Aristote est le fondateur de l’école péripatéticienne. Philosophe empiriste, il est avec Platon, une des deux grandes figures de la philosophie antique. Son importance dans la philosophie occidentale est immense. Redécouvert à l’époque féodale, la scolastique s’en inspirera. Le système aristotélicien dominera ainsi la pensée jusqu’au XVII° siècle, époque où la naissance des sciences expérimentales ruinera sa vision du monde.

De Socrate et de Platon dont il fut l’élève, il retient l’idée que la connaissance est la recherche du nécessaire et de l’universel et non l’opinion. Mais il récuse la théorie platonicienne des idées. Il réfutera la sophistique en fondant la logique. Mais Aristote est surtout un encyclopédiste au sens où il va assurer la totalisation du savoir de l’époque.
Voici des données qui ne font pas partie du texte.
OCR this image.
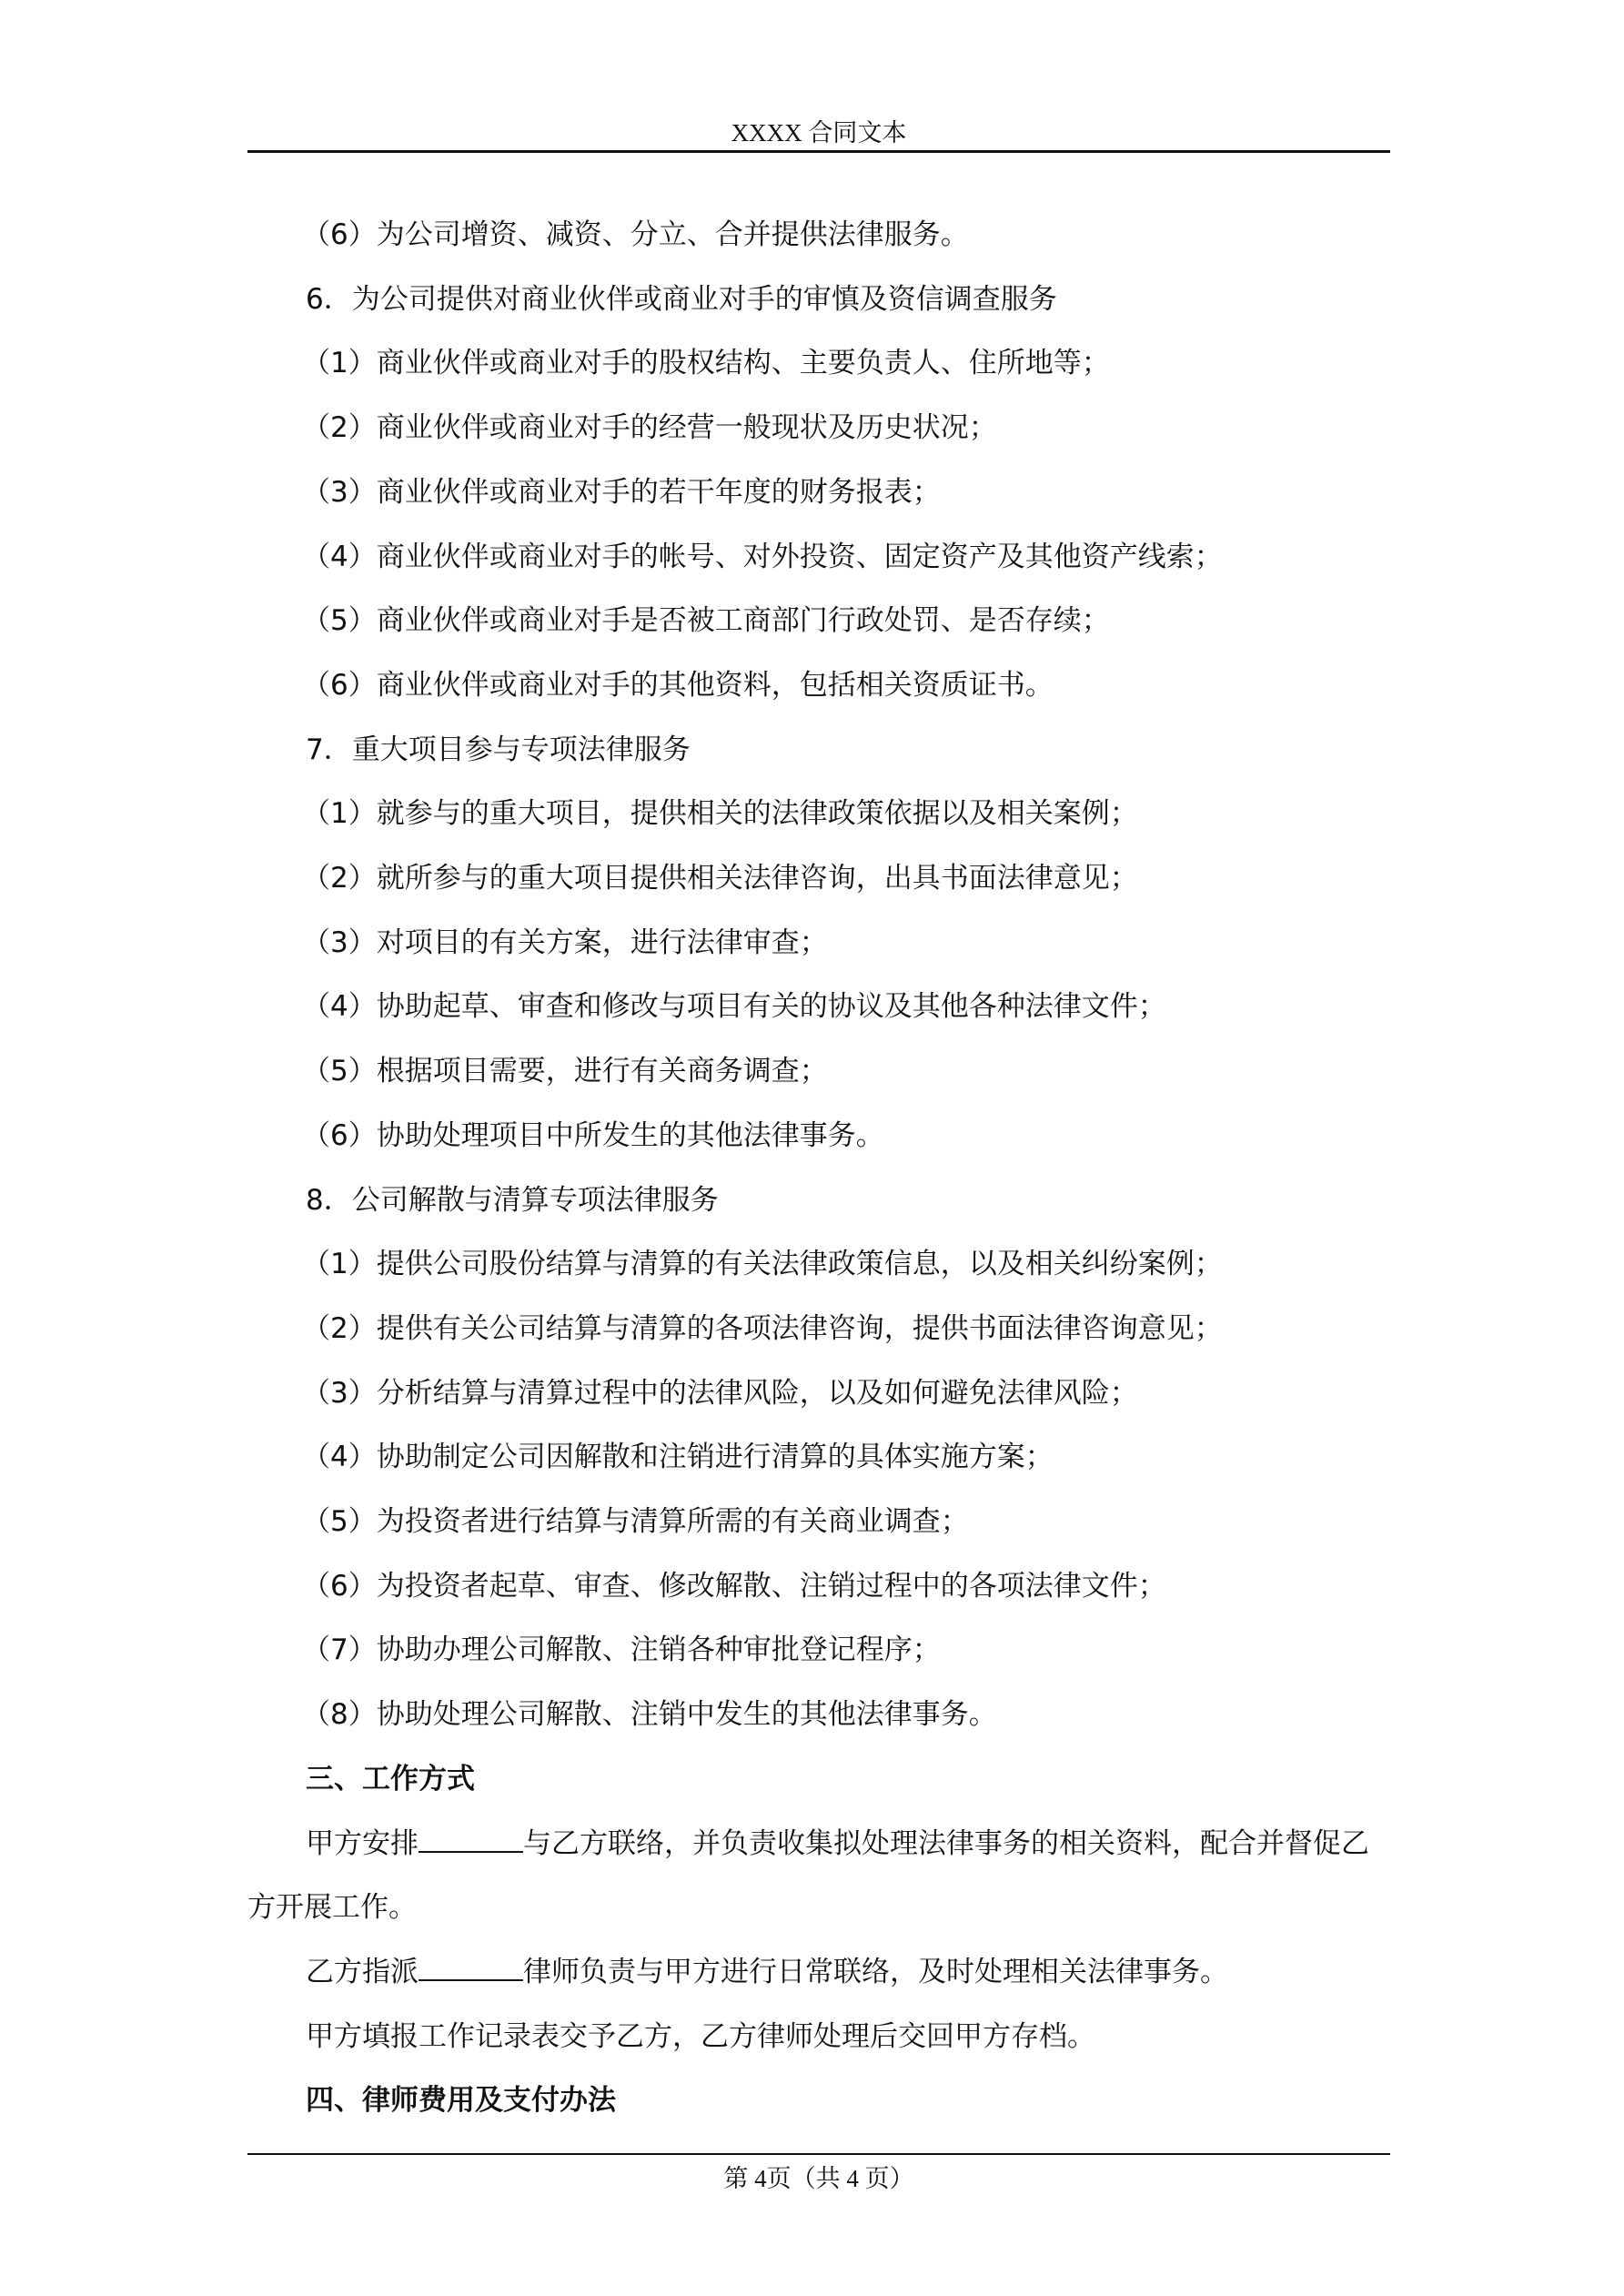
XXXX 合同文本
（6）为公司增资、减资、分立、合并提供法律服务。
6．为公司提供对商业伙伴或商业对手的审慎及资信调查服务
（1）商业伙伴或商业对手的股权结构、主要负责人、住所地等；
（2）商业伙伴或商业对手的经营一般现状及历史状况；
（3）商业伙伴或商业对手的若干年度的财务报表；
（4）商业伙伴或商业对手的帐号、对外投资、固定资产及其他资产线索；
（5）商业伙伴或商业对手是否被工商部门行政处罚、是否存续；
（6）商业伙伴或商业对手的其他资料，包括相关资质证书。
7．重大项目参与专项法律服务
（1）就参与的重大项目，提供相关的法律政策依据以及相关案例；
（2）就所参与的重大项目提供相关法律咨询，出具书面法律意见；
（3）对项目的有关方案，进行法律审查；
（4）协助起草、审查和修改与项目有关的协议及其他各种法律文件；
（5）根据项目需要，进行有关商务调查；
（6）协助处理项目中所发生的其他法律事务。
8．公司解散与清算专项法律服务
（1）提供公司股份结算与清算的有关法律政策信息，以及相关纠纷案例；
（2）提供有关公司结算与清算的各项法律咨询，提供书面法律咨询意见；
（3）分析结算与清算过程中的法律风险，以及如何避免法律风险；
（4）协助制定公司因解散和注销进行清算的具体实施方案；
（5）为投资者进行结算与清算所需的有关商业调查；
（6）为投资者起草、审查、修改解散、注销过程中的各项法律文件；
（7）协助办理公司解散、注销各种审批登记程序；
（8）协助处理公司解散、注销中发生的其他法律事务。
三、工作方式
甲方安排	与乙方联络，并负责收集拟处理法律事务的相关资料，配合并督促乙
方开展工作。
乙方指派	律师负责与甲方进行日常联络，及时处理相关法律事务。
甲方填报工作记录表交予乙方，乙方律师处理后交回甲方存档。
四、律师费用及支付办法
第 4页（共 4 页）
1.2 La vie d’Aristote Début de page

Aristote est né à Stagire, en 384 av.JC. Son père, Nicomaque, était médecin au service du roi de Macédoine, Amyntas II. Sa mère, Phestias, aurait été originaire de Chalcis en Eubée. La Macédoine est, à l’époque, la puissance politique « montante » et ses monarques tentent de s’approprier le plus possible la culture d’une Grèce qu’ils soumettront bientôt militairement et politiquement.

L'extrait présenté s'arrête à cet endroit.